Yang menarik, Jun-seok mempunyai alasan menarik menyoal bat flip ikonik tersebut. “Pose itu terjadi secara alamiah, dan tangan saya tiba-tiba bergerak seperti itu," ujarnya. “Aku rasa, jika aku bermain di Amerika dan melakukan itu, karena itu dilakukan secara alamiah, orang-orang akan memahaminya.”
Cho Gye-hyun, mantan pitcher di KBO, juga menyebut bahwa bat flip adalah sebuah kebiasaan. “Mereka tidak mempunyai waktu untuk berpikir tentang bat flip; mereka hanya berpikir bagaimana caranya dapat memukul bola,” tuturnya.
Sejak Yang Joon-hyuk memulainya, bat flip memang tak bisa dipisahkan dari bisbol Korea. Bat flip menjadi sebuah seni sekaligus ciri khas. Sebuah home run harus dirayakan dan para penggemar bisbol Korea membutuhkan perayaan untuk terus bersorak di sepanjang pertandingan.

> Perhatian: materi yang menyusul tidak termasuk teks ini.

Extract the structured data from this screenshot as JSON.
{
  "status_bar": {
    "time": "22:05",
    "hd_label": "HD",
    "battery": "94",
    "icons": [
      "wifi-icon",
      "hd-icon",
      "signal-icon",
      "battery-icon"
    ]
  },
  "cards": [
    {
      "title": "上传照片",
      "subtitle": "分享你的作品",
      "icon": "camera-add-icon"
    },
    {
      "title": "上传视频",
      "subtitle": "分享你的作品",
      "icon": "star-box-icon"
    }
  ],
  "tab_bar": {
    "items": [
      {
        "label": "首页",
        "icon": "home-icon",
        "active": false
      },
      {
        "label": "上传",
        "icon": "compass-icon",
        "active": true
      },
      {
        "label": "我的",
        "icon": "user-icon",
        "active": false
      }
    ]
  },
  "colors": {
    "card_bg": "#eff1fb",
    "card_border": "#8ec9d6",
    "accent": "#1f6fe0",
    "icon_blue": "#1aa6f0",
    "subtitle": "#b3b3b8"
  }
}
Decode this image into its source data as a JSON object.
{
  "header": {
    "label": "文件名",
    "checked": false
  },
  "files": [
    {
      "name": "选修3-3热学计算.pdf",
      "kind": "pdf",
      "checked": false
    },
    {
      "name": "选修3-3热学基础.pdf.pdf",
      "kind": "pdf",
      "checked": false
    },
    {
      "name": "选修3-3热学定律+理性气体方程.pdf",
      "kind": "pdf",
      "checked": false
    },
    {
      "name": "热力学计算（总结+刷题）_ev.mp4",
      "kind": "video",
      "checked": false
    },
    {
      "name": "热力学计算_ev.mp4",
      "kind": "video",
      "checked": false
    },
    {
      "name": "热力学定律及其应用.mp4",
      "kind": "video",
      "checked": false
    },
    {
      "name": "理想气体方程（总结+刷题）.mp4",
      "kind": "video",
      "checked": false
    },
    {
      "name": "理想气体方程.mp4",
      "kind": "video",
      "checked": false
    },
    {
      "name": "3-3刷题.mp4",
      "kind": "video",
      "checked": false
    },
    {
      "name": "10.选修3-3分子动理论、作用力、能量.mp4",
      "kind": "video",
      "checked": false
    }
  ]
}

Meski itu sebuah tindakan kecil, bat flip jelas-jelas memberikan pesan mendalam: ini adalah bisbol Korea Selatan, bukan bisbol Amerika maupun Jepang.
Kalau kata Kerry Maher, seorang Amerika yang menjadi penggemar berat Lotte Giants, bat flip adalah salah satu alasan mengapa ia menggemari baseball Korea.
“MLB seperti sebuah opera, sedangkan KBO seperti sebuah konser rock n roll!"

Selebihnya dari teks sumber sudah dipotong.